The jobs report on Friday blew it out of the water, with nonfarm-payrolls expanding by 528,000 in July, more than double expectations of a 250,000 increase. The unemployment rate fell to a further 3.5%, marking its lowest level since 1969, while average hourly earnings grew at 5.2% Y/Y. That data doesn’t look too consistent with the last two quarters of economic contraction, and indeed, it has sparked “recession” talk once again ahead of the CPI report on Wednesday.
While stocks traded mixed on the news, the 2y10y yield curve inverted by the highest margin since the dot-com crash. The thinking here is that the job gains will give the Fed more room to tighten, especially as accelerated wages intensify a threat of more entrenched inflation. The central bank is also trying to restrict monetary policy without negative consequences for the consumer and economy, but the recent figures could complicate its efforts of engineering a more temperate employment environment.

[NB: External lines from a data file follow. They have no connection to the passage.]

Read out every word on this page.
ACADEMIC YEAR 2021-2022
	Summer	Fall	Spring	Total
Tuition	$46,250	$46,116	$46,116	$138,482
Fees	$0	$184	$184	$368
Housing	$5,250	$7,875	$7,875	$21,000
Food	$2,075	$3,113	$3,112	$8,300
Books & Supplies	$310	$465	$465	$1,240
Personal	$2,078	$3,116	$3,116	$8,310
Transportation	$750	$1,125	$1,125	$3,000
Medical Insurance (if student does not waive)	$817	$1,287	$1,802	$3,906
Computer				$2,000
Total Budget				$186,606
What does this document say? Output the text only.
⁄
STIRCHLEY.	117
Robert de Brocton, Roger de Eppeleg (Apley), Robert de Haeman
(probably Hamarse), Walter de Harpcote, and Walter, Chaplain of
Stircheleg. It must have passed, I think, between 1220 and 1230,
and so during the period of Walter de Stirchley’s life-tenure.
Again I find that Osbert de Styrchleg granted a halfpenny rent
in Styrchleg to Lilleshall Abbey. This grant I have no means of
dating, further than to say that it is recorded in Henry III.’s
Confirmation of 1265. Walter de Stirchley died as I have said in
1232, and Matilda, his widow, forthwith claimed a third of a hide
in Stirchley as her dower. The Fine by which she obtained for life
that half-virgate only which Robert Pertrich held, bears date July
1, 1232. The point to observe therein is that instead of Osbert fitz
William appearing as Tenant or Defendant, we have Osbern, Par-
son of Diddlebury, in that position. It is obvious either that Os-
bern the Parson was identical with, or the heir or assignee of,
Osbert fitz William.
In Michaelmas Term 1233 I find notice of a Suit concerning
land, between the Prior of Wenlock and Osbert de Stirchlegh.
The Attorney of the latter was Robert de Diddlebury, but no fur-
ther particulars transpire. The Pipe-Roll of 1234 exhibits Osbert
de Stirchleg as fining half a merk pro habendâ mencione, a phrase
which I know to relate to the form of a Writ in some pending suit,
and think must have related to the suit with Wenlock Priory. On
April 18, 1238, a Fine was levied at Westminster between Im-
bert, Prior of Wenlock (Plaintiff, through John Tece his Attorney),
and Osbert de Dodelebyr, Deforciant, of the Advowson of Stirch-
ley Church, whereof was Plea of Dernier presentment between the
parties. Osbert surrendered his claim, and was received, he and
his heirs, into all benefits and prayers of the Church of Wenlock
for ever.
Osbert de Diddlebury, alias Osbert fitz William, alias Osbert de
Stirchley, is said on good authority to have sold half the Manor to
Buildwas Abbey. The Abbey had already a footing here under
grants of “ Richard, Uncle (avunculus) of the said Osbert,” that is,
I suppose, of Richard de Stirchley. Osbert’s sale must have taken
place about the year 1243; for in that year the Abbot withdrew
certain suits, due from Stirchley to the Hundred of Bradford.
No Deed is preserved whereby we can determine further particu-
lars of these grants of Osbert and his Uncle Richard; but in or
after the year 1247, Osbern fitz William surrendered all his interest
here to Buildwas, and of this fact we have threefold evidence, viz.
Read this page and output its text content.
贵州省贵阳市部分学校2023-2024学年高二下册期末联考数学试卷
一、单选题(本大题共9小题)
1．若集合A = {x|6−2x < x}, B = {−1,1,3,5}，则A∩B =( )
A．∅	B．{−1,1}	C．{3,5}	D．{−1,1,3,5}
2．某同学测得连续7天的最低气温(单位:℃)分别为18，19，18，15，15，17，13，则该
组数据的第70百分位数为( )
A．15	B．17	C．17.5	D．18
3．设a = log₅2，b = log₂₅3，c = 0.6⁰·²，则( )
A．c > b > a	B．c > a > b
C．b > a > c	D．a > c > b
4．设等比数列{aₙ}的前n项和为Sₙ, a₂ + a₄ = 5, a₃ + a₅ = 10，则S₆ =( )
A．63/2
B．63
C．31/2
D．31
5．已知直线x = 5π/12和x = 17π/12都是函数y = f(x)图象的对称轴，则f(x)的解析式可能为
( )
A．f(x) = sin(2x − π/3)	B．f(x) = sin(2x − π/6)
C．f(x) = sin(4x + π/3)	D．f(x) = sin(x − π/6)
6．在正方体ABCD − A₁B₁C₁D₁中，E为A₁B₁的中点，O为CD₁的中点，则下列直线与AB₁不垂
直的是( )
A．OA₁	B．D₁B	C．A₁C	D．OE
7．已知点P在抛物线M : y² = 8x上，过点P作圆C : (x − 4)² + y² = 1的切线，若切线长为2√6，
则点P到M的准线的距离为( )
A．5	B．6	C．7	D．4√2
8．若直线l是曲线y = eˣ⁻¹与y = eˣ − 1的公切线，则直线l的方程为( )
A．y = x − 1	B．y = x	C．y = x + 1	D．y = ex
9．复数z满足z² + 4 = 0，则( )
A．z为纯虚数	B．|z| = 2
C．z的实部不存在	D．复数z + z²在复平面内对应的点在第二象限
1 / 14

“Jobs haven’t slowed at all in response to Federal Reserve tightening. This is a double-edged sword,” wrote Michael Gapen, chief U.S. economist at Bank of America. While the odds of a “near-term recession is lower… the risk of a hard landing is rising.”
Statistics: Traders now see a 68.5% chance of a third 75-basis-point move in September, according to the CME Group’s FedWatch tool that measures pricing in the fed funds futures markets.